“Nietzche: Man is a tortured being trapped between god and beast”
Doolittle: Man is a purely rational actor having to constantly choose between the short personal gratification at the expense of others and long term gratification through cooperation with others. With the optimum solution for both short and long term is to achieve personal perfection without causing retaliation by others that would destroy those ambitions.
Most of us struggle in one way or another with the constant problem of achievement without causing retaliation (rejection, resistance, restitution, punishment).
And at the same time we struggle with internal impulse and the impatient desire to achieve our ends and the frustration of having to worry about others rather than only the self.
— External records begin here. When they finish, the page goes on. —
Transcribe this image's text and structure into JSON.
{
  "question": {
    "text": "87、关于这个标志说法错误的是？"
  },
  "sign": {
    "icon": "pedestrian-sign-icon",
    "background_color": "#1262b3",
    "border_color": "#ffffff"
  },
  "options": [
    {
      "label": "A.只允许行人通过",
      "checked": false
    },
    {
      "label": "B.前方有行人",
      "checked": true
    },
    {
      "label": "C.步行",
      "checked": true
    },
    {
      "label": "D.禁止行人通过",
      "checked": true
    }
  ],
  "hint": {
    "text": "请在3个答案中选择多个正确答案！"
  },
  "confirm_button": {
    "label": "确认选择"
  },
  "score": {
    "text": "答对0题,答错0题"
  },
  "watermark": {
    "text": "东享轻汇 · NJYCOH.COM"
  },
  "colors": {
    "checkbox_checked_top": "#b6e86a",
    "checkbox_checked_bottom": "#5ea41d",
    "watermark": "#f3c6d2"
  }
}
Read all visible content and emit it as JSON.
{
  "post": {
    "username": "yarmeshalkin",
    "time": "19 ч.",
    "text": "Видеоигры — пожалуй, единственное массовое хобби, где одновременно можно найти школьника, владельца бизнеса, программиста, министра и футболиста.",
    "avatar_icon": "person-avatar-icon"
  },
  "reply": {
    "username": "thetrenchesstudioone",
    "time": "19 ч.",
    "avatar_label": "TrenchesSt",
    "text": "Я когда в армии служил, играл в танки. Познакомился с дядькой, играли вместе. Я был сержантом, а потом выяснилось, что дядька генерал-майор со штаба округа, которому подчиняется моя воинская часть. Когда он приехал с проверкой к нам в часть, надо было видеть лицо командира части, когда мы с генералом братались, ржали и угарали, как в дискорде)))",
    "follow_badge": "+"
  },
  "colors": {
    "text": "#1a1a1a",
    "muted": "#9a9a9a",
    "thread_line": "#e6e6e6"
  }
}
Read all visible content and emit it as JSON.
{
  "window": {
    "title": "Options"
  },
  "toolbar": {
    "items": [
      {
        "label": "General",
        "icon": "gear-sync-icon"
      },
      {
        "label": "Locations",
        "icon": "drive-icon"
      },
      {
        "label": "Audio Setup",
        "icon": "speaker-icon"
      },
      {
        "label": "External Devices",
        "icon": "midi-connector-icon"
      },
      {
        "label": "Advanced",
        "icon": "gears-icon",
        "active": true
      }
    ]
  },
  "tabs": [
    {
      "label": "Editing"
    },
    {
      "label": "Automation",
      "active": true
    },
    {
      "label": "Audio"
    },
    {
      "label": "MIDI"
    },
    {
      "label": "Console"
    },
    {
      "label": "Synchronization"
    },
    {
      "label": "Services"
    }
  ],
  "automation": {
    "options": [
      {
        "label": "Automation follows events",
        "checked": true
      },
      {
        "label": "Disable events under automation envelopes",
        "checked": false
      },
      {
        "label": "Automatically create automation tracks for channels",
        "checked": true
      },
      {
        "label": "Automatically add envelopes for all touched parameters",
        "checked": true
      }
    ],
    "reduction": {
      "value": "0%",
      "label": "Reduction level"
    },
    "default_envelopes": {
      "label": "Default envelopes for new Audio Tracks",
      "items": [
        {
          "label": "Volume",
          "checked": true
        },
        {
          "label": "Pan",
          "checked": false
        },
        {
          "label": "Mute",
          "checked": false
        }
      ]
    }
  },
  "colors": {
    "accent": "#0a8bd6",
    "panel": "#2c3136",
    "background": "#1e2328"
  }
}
Nietzche uses romantic, poetic, narrative language to make this rather boring statement of cooperative economics. But by using that ancient primitive poetic language he fails to inform us as to the cause. And given that cause how to succeed.
Hence why I say that Nietzche and propertarianism are compatible. The question is WHICH IS MORE ACTIONABLE? Read him for inspiration and integration with your soul. Choose Propertarianism as the means of achieving it.
In retrospect I see my work as succeeding where Spencer failed. We had Darwin and Nietzche, but because of competition from the ‘new age’ provided by marx economically pseudoscientifiic and immoral Marx and immoral and correlative pseudoscientific keynes, the generation that included Spencer, pareto, weber and durkheim, and the generation that included Mises, Popper, Hayek, Brouwer, and Bridgman all failed.
THey failed for the same reason the Greeks failed: they worked from the position of virtue and morality (contribution to commons) instead of simply grasping the reductio simplicity of man: we are all rational actors and choose cooperation when beneficial, and non-cooperation when it is beneficial, and we judge all our actions by the cost vs the likely return, given our experience. Man is not moral per se, he just evolved intuitions to assist him if he DOES wish to act morally because it is in his interest, and he must be cautioned that he will incur retaliation if he acts immorally by imposing costs upon others.
So we understand man’s behavior as purely rational, and moral intuitions as warnings that we are likely to incurr retaliation for our actions.